As for the programming ahead, Goldberg says programming manager Chloe Mitchell has a “broad understanding” of the shows in the months ahead.

“We’ve got a huge variety of shows coming up. We’ve got people who know their lanes very well and they are strategically booking the calendar to add to that.”

It is a huge draw to artists too. A tour of the venue reveals one of the most envious backstage areas that Rolling Stone UK has ever seen – with two luxe lounges equipped with all the facilities that a performer could possibly desire.

For all the venue’s innovations and charms, however, there still remains scepticism in some circles about its accessibility and affordability. It is a world away from the sweat and sawdust vibes of past Charing Cross Road venue The Astoria – which closed in 2009 to make way for Crossrail.

© Photography by Jake Davis of Khroma Collective (

Allaying those concerns, Goldberg adds: “We’re very conscious of promoters putting an accessible price on their ticket. The case in point is Sam Ryder, it was £15 and it sold out immediately. The artists and promoters still have to make money, but so far we haven’t had pushback.”

Butters, meanwhile, confirms that a pint will cost £6.50. While that won’t be for everyone, it is largely in line with the average price to be found in the area.

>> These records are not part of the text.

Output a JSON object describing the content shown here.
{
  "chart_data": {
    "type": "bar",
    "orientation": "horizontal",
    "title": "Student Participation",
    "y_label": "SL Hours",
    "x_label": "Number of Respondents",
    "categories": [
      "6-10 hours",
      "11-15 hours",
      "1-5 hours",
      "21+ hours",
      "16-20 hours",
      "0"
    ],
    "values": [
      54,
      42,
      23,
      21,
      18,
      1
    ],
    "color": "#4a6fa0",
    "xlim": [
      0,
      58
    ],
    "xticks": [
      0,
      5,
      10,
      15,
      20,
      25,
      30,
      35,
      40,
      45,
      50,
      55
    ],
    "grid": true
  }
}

Ultimately though, it’s hard not to feel like Outernet is bringing music back to Central London at a time when nearly all venues in the immediate area have been forced to shut their doors. It is hoped that the music shops of Denmark Street will benefit from the trade of visiting musicians, while emerging musicians have just been given another possible location at which they can make their name. For fans and industry alike, you sense its opening can only be a good thing.